I could not stay gone like that

so I returned at night and festooned

the city in sequins in my stead: a burst of them

in every place I used to haunt,

a line leading into morning

to remind them of my absence:

a peacock’s trail, a skunk’s plume,

a sign of light and doom

for anyone who remembered me

or deigned to say my name.

I thought of the boy whose burns

I could not stop looking at

in the food court watching television:

his face polished smoother

than a lakeglass mirror. In this light

his smile became translucent. It had been

his fault, the burns, he said, the fire

he’d started in his father’s workshop

after dark and how, aflame, the gases

gathered him and claimed him as their own—

but it didn’t matter now that he had TV.

A new family broadcast itself to him each day,

as he flickered from mall to mall, a ghost.

He’d shadow couples—subtly, as subtly

as a bad burned shadow of a boy

can live underneath our gaze—but we were

the ones to see him there and I paused

and wondered if he was even there at all.

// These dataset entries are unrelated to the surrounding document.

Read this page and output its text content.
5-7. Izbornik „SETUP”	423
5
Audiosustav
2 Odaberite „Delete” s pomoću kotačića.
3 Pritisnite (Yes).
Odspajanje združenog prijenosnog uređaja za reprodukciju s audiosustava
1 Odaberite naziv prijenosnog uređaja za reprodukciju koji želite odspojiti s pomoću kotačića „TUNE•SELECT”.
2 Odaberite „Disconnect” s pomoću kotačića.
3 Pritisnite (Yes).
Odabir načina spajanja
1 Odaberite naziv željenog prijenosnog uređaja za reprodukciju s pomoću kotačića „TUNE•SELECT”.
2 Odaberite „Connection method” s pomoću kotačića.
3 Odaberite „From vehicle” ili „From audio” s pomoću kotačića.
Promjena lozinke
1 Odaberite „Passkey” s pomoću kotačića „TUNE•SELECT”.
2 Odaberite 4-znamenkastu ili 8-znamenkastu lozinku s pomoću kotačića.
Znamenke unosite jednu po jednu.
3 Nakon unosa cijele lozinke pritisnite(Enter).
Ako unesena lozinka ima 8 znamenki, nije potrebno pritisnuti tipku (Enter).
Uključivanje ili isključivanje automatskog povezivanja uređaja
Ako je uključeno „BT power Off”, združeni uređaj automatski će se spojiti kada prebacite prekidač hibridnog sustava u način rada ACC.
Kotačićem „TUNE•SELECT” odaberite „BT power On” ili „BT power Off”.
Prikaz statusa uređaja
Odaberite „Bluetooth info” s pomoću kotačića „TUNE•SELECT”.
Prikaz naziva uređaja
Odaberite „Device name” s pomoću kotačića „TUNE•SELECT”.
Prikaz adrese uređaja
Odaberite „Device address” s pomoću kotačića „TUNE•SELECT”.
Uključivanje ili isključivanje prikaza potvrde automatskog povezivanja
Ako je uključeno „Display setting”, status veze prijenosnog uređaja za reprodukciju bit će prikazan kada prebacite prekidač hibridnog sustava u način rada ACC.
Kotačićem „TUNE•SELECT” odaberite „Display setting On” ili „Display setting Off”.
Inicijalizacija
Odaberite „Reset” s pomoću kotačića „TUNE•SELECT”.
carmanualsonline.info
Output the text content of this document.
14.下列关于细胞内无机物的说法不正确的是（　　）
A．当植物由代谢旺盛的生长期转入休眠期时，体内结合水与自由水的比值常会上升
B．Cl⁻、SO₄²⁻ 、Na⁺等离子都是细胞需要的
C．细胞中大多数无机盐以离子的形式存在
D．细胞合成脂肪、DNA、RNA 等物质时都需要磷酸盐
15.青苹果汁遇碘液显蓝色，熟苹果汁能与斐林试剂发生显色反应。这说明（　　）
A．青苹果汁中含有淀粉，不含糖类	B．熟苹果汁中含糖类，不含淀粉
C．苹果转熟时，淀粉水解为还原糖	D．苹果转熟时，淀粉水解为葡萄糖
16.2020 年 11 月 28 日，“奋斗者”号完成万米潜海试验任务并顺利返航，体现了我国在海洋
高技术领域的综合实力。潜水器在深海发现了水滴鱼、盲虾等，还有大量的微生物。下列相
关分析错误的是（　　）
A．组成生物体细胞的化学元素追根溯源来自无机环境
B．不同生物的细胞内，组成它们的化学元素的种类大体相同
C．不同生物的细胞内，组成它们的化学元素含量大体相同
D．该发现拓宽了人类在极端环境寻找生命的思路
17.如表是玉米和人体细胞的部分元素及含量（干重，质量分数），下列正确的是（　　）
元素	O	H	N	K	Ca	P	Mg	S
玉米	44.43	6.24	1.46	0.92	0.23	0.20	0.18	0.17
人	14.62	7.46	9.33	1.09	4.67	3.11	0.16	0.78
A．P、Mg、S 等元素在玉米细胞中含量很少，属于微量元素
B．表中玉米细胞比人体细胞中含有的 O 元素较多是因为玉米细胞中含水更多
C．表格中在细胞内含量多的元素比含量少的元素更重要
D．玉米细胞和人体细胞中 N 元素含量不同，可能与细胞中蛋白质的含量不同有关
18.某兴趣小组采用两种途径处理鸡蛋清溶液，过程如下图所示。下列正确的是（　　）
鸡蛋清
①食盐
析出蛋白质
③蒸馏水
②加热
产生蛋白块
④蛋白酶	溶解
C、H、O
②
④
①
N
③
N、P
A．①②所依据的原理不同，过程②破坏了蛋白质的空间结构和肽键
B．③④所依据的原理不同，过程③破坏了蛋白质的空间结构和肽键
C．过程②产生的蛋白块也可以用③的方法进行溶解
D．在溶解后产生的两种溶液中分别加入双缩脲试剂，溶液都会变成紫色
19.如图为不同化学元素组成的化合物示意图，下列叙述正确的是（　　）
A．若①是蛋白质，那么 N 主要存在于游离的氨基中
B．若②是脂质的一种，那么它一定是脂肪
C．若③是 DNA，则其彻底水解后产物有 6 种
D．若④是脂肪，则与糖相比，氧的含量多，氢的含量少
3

His fate might have been mine, I knew.

To be bound to a placeless place,

unmarked, a faceless face out there

in darkness. Somehow the tunnel smell

brought him back to mind.

An afternoon: the boy and you and I

shared a bag of lemon doughnuts

in the food court between the Sbarro

and the Auntie Anne’s and the vague stink

of the trash of everyone around us

and we looked down anyone who looked at us

and did not blink until they passed

and resumed their lives. We would be

their story. We were danger,

otherness. Later they would think of us

and fuck others who looked like them

and think themselves rewarded

for their bravery.

It could have been anywhere

but it was here and it was him and you

and we were us. And then you left.

And it was just the boy and me

and the expression on his face

when I stuffed another lemon doughnut

in his mouth like a turducken and he grinned

a grin for memory. It was like he stared out

into the dark without a sense

of what it might contain

only to find it held him there

like a star along with everyone

but that somehow it was okay

because of stolen lemon doughnuts

because of sadness and Sbarro

because of pain.

I was not so sure: he was gone

so long that I knew only telling myself

this story kept him here.

Perhaps I made him up,

a golem of memory

multiplied by desire. But what else

was memory except desire

to understand a perfect afternoon?

What else was it for

if a scent from underground

could bring you back

as if you never left

as if you had not left the two of us

as if you had not left me

as if you were not now my missed

connection, maybe my only. Hit me back

if you read this and tell me what I wore

so I know it’s you.

This poem also appears in The Book of Scented Things, Literary House Press, 2014.